Investigation on the surface roughness of glass–ceramic by in-situ laser-assisted machining

Glass–ceramic is a widely used and difficult to machine material with high hardness and brittleness. For this reason, in-situ laser-assisted machining (LAM) of glass–ceramic was carried out with surface roughness as the characteristic value to study the machining quality of glass–ceramic. Orthogonal experiments on in-situ LAM were conducted using the Taguchi method (TM).

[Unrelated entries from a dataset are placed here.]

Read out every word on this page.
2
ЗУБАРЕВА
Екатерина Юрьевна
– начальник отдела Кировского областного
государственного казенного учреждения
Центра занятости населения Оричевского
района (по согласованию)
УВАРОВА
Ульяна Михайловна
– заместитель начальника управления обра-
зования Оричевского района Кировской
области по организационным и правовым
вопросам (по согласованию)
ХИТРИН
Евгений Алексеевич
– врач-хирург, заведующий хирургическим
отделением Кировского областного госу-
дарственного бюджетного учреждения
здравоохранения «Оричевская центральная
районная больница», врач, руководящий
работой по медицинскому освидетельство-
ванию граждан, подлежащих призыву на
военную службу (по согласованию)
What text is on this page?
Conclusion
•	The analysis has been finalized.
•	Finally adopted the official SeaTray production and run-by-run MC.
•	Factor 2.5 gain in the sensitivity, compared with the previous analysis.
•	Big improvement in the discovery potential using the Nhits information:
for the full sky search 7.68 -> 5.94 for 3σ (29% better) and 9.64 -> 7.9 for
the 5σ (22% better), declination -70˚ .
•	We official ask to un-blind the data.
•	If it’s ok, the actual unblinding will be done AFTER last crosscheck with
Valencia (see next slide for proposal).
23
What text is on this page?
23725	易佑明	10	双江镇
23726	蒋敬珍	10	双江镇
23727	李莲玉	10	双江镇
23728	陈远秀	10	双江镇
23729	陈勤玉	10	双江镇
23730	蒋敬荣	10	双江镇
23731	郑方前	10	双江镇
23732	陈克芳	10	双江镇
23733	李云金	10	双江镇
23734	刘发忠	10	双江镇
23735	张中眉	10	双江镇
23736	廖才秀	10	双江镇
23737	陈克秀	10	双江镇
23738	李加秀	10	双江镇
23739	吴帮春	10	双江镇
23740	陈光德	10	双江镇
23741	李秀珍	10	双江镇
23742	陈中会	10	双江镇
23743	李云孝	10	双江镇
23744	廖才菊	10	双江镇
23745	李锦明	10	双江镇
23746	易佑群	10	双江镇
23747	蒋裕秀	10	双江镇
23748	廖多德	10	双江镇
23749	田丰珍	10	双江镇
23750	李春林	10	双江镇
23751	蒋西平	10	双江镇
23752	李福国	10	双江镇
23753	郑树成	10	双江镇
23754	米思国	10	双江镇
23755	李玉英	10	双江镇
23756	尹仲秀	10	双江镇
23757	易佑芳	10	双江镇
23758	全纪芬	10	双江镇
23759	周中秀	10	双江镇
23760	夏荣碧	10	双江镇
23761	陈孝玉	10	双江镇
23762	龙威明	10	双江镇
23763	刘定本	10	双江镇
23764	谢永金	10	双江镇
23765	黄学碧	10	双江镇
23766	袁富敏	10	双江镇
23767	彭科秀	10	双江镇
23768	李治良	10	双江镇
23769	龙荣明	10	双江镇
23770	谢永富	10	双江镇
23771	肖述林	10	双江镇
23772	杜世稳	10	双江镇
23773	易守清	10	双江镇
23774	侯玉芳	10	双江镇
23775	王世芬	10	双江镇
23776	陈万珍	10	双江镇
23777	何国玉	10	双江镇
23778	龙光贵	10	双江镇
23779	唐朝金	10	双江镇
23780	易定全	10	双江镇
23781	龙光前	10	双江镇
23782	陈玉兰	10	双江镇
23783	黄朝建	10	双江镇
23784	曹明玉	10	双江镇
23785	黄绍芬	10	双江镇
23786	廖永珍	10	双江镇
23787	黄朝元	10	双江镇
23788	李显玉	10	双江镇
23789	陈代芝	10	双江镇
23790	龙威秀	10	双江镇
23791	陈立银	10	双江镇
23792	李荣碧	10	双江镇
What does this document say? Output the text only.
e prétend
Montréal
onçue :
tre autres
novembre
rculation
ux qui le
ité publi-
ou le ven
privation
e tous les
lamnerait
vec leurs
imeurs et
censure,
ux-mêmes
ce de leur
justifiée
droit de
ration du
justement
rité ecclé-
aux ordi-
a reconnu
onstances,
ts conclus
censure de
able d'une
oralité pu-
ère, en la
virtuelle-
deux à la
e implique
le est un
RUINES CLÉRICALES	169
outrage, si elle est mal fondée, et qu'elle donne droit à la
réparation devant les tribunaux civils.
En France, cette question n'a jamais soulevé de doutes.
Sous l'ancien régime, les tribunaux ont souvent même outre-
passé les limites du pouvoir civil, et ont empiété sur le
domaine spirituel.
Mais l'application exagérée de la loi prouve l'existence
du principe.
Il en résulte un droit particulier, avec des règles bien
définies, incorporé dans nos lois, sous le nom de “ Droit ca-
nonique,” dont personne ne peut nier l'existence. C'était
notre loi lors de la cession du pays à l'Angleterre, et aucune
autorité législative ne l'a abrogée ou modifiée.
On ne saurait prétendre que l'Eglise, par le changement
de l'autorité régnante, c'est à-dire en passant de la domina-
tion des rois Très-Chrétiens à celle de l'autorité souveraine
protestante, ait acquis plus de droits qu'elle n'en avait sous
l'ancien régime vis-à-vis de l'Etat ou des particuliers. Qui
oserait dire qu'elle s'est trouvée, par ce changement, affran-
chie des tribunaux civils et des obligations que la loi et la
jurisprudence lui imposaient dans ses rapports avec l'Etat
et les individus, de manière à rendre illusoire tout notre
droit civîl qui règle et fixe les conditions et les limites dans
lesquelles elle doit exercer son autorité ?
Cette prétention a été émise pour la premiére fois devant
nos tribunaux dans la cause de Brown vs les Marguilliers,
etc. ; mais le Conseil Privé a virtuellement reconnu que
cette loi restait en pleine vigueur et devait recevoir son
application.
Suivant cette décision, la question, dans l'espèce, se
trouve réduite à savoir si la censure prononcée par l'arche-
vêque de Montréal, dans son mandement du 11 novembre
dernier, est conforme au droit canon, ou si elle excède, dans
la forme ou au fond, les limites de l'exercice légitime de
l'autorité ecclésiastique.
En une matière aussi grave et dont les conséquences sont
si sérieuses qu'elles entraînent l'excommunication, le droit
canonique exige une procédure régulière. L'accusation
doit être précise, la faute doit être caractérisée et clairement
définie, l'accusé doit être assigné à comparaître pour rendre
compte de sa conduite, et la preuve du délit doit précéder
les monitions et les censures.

The range of surface roughness reduction obtained by comparing in-situ LAM with conventional machining is 44.44–61.27%. The optimal combination of machining parameters that can minimize surface roughness obtained through signal-to-noise ratio (S/N) analysis is: spindle speed 450 rpm, feed speed 0.01 mm/rev, cutting depth 14 μm, laser power 70 W. Surface topography analysis confirmed that in-situ LAM can effectively enhance the plastic removal of glass–ceramic. The comparison between pre-heat LAM and in-situ LAM confirms that in-situ LAM machining of glass–ceramic is more reliable. Artificial neural network (ANN) and genetic algorithm (GA) were used to fit and optimize the machining parameters and experimental results in TM orthogonal experiments. The optimal combination of machining parameters obtained after ANN fitting and GA optimization is: spindle speed 400 rpm, feed speed 0.01 mm/rev, cutting depth 16 μm, laser power 75 W. Experiments were conducted using the optimal combination of machining parameters of TM and ANN, the results showed that ANN performs better than TM in predicting minimum surface roughness and optimizing machining parameters. This study provides a reference for in-situ LAM of glass–ceramic and parameter optimization methods for surface roughness.